Readtimes.id–Di tengah ketidakpastian nasib 75 orang pegawai KPK yang tidak lolos tes wawasan kebangsaan (TWK) sebagai bentuk asesmen untuk pengalihan status menjadi aparatur sipil negara (ASN), ada aksi saling lempar wewenang terkait penjelasan tentang mekanisme penilaian dan hasil tes yang melibatkan badan kepegawaian negara (BKN), kementerian pendayagunaan aparatur negara dan reformasi birokrasi (Kemenpan-RB) dan KPK sebagai instansi utama yang berkepentingan.
Seperti yang diketahui dalam konfirmasinya terhadap sejumlah media Tjahjo Kumolo, Menpan-RB mengaku tidak memahami proses asesmen tersebut, dan mengatakan bahwa dalam hal ini KPK dan BKN yang memiliki kewenangan. Sementara pada waktu yang sama KPK juga mengaku menunggu kejelasan dari BKN maupun Kemenpan-RB terkait nasib 75 pegawai KPK yang tidak lolos tes. Begitu pula dengan BKN juga mengatakan bahwa segala sesuatunya sesuai dengan instruksi Presiden dan undang-undang.
Hal ini yang kemudian membuat publik bertanya-tanya tentang siapa yang sesungguhnya memiliki kewenangan penuh dalam mengatur alur dan penentuan indikator penilaian tes yang membuat sejumlah penyidik KPK itu tidak lolos.
Selain itu hasil tes yang berpotensi besar untuk memecat 51 orang pegawai KPK dari 75 orang yang dinyatakan tidak lolos dimana bertentangan dengan pertimbangan Mahkamah Konstitusi (MK) dan instruksi Presiden sebagai kepala pemerintahan mengatakan bahwasanya proses pengalihan status pegawai KPK menjadi ASN tidak boleh merugikan hak pegawai KPK untuk diangkat menjadi ASN nampak juga menunjukkan betapa carut marutnya manajemen tata negara ini.
Aminuddin Ilmar, pakar hukum tata negara, Universitas Hasanuddin dalam keterangannya pada readtimes.id memandang bahwasanya sejumlah polemik yang muncul pasca hasil tes tersebut sejatinya perlu dipandang sebagai sesuatu yang krusial.
Pihaknya memandang penolakan terhadap instruksi Presiden seperti yang dilakukan oleh KPK terkait hasil akhir tes wawasan kebangsaan yang kemudian berpotensi besar untuk membebastugaskan sejumlah pegawai KPK, tak lain adalah sebuah bentuk pembangkangan.
” Kalau dalam konteks ketatanegaraan ini bisa dikatakan sebagai sebuah bentuk pembangkangan.
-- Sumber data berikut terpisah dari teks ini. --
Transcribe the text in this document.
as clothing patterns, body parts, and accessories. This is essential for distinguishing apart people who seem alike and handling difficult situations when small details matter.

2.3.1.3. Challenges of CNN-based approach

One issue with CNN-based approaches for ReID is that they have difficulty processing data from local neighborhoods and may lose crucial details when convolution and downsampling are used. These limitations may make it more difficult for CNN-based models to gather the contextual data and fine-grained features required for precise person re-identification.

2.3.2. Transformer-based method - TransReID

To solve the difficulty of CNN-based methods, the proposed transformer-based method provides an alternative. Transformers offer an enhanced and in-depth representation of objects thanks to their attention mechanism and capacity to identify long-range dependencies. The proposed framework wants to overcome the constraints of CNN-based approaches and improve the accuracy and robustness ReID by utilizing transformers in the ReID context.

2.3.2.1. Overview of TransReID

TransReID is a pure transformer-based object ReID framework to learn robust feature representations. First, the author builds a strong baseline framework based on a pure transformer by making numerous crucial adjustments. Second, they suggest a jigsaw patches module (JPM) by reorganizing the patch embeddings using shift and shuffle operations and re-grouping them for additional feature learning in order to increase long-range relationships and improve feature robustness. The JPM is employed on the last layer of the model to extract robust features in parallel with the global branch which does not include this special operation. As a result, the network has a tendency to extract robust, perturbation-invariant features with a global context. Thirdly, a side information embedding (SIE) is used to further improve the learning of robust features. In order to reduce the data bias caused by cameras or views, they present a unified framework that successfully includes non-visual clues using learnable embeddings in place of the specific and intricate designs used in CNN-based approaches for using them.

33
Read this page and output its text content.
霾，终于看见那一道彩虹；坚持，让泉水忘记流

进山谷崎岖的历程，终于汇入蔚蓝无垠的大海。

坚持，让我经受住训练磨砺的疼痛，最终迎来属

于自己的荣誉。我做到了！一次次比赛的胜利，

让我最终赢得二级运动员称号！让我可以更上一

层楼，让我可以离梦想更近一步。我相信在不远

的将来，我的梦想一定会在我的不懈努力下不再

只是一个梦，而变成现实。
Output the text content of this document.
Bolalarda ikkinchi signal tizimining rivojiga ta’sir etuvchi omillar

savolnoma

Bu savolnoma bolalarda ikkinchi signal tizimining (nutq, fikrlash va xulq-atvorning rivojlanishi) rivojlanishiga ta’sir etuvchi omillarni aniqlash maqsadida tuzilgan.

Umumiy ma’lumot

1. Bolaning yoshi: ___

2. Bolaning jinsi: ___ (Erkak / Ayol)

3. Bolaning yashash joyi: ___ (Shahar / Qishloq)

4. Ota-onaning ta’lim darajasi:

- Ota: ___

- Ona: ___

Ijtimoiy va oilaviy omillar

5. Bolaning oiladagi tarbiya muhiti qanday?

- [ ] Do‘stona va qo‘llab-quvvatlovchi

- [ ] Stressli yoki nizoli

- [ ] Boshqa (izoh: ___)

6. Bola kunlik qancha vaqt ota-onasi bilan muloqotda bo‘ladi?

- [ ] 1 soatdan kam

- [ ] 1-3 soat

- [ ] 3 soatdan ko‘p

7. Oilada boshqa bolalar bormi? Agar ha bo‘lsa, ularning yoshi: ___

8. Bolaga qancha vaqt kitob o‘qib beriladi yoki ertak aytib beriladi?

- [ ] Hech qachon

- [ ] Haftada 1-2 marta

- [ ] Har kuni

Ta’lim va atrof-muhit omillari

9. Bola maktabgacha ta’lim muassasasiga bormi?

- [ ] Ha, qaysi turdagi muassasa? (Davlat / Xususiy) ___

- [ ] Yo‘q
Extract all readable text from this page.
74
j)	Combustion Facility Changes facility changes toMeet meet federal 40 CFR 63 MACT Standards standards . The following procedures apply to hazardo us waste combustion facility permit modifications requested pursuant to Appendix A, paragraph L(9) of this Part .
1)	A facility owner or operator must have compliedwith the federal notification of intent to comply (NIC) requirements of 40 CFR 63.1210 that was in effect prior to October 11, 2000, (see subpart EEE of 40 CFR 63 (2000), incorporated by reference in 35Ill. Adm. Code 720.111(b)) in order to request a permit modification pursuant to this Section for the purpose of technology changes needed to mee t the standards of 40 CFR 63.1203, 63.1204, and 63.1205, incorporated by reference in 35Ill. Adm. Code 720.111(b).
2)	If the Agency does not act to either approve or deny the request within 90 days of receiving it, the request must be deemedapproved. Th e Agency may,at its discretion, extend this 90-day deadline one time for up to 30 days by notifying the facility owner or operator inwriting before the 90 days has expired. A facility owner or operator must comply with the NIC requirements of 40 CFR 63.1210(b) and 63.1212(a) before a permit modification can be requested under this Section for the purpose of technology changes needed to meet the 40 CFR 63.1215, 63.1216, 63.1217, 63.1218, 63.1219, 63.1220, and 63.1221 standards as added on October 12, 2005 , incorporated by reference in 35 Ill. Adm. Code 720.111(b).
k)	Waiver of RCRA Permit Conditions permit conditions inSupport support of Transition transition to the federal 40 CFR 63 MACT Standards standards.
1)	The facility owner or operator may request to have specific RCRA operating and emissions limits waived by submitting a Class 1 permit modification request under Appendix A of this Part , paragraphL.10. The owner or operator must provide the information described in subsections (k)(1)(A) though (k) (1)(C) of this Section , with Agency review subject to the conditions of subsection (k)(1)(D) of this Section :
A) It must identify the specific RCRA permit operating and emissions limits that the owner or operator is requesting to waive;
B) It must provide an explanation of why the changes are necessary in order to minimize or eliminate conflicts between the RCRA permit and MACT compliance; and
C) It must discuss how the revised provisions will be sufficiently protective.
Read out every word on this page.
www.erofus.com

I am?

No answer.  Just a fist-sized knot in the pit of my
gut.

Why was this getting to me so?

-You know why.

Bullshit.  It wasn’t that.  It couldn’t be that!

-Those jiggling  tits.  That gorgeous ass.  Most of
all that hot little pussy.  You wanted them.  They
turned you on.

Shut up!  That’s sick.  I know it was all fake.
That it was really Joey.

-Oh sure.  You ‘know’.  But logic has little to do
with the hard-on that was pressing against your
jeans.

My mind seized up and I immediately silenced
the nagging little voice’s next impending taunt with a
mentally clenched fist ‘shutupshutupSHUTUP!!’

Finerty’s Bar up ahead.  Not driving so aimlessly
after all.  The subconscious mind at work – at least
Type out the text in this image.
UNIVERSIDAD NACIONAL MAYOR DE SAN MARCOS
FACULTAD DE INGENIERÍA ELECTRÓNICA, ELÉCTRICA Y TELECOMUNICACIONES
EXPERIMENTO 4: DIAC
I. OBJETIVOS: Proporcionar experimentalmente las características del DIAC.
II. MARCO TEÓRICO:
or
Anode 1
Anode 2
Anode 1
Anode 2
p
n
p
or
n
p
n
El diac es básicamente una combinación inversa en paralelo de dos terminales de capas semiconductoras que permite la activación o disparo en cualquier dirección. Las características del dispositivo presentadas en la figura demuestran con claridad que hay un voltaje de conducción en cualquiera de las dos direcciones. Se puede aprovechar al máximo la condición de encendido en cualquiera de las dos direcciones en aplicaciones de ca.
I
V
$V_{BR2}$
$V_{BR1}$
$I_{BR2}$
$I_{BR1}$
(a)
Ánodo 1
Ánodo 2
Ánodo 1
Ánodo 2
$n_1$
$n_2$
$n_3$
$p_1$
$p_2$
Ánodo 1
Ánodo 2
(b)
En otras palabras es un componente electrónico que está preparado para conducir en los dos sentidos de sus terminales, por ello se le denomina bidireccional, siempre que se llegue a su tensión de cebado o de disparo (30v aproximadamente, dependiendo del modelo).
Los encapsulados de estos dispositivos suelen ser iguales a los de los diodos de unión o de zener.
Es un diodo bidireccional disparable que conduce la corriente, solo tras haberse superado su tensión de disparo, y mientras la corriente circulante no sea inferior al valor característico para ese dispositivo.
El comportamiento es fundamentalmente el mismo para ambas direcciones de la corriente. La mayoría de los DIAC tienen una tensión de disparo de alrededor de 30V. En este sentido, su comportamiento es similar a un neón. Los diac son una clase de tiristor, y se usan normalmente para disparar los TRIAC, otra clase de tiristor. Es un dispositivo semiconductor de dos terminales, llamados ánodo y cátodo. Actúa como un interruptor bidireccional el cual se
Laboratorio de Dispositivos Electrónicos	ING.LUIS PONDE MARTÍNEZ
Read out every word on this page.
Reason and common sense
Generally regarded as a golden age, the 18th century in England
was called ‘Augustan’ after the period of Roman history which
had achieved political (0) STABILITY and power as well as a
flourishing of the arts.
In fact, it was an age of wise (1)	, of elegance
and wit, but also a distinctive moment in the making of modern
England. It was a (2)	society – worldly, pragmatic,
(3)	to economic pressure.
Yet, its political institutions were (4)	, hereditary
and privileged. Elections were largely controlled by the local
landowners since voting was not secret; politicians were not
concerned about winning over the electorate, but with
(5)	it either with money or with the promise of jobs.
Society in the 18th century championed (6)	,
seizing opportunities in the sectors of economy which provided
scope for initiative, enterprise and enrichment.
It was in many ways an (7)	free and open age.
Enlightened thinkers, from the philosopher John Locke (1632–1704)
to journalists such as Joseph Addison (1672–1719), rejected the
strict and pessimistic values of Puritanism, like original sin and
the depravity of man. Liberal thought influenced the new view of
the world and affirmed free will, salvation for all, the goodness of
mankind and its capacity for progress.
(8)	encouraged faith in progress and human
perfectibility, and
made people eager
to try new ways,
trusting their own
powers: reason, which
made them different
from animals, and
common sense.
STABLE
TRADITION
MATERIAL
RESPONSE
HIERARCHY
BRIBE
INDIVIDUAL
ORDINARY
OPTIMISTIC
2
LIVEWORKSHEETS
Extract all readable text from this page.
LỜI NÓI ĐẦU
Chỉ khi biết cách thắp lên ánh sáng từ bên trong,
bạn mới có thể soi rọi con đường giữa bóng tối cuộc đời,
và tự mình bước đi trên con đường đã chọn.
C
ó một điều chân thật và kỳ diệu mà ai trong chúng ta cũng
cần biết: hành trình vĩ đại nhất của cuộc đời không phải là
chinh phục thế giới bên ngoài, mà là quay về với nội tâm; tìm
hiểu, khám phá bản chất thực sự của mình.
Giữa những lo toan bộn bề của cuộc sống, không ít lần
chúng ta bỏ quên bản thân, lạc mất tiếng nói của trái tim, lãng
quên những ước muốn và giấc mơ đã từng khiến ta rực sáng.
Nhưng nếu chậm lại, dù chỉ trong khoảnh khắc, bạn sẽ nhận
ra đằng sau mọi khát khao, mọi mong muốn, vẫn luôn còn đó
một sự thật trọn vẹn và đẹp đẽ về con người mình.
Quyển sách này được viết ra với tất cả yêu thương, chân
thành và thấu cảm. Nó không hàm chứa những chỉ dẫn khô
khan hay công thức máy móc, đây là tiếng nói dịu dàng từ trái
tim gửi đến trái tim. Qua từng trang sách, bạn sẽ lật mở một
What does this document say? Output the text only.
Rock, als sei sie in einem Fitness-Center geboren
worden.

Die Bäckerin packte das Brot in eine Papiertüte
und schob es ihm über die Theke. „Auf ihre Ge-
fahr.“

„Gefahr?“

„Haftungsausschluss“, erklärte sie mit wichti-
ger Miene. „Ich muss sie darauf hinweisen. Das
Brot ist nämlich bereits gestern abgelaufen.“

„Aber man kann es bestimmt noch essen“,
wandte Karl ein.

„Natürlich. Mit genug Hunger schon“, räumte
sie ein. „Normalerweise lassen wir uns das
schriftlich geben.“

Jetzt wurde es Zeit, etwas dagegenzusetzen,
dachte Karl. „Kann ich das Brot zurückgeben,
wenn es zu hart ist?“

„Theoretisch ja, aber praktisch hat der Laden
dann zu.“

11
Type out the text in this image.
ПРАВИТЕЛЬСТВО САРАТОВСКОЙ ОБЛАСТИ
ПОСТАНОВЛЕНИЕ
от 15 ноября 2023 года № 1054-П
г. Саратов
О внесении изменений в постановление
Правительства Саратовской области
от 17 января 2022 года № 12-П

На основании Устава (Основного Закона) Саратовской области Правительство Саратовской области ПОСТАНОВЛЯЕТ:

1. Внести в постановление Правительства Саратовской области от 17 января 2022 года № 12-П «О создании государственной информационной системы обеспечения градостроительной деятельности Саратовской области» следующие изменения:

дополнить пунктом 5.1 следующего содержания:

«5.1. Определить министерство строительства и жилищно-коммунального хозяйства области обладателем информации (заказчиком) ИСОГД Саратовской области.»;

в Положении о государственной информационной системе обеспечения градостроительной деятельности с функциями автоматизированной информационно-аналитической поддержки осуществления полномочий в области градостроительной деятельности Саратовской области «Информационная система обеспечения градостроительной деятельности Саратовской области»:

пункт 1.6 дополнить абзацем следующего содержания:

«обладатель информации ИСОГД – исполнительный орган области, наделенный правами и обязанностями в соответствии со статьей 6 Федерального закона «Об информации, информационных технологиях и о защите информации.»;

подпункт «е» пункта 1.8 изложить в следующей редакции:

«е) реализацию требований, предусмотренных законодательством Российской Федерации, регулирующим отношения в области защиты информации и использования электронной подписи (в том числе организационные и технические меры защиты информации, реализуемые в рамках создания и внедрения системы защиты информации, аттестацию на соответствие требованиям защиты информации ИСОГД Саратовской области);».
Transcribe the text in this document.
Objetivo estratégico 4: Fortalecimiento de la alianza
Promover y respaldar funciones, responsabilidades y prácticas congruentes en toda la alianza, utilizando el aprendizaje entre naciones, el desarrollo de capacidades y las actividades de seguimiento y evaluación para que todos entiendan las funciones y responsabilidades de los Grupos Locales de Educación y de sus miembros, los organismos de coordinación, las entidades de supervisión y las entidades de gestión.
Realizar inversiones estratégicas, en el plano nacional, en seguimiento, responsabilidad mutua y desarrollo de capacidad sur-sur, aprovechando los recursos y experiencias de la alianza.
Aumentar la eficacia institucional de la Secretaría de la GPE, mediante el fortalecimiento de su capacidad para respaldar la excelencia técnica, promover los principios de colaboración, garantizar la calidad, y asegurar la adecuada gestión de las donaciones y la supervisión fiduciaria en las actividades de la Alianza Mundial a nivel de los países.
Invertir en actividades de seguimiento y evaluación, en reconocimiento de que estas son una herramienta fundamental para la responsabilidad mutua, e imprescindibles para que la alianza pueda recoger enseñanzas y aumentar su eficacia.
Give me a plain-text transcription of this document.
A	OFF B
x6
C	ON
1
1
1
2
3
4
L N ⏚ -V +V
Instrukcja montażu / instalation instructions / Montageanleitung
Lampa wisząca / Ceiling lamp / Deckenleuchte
Meskipun dalam keterangannya ketua KPK Firli Bahuri mengakui bahwa apa yang dilakukannya itu adalah atas instruksi undang-undang, benar bahwa pengalihan status pegawai ke ASN itu amanat undang-undang, namun narasi untuk alih status dan kemudian ada tes objektif yang dalam prosesnya dipandang bermasalah itu juga tanggung jawab KPK untuk diperhatikan. Tidak bisa kemudian memandang semua atas nama undang -undang, ” terangnya
Perihal langkah utama yang harus ditempuh untuk memperbaiki kembali manajemen ketatanegaraan yang ada serta mengakhiri konflik kepentingan yang ada di dalam tubuh KPK yang berpotensi dapat melemahkan lembaga anti rasuah tersebut, Aminuddin Ilmar juga memandang bahwa Presiden sebagai pejabat pembina kepegawaian nasional harus turun tangan dan memastikan langsung penyelesaian permasalahan ini dan bila perlu melakukan asesmen ulang mengingat dampak dari persoalan ini akan sangat besar terhadap penegakan hukum dalam pemberantasan kasus korupsi di Tanah Air.
Selain itu pembiaran masalah yang berlarut-larut juga sejatinya semakin mengkonfirmasi kekhawatiran publik bahwa sejatinya baik pemerintah maupun KPK juga tengah dikendalikan oleh pihak-pihak yang sejak awal berniat untuk menghancurkan KPK secara terstruktur juga masif.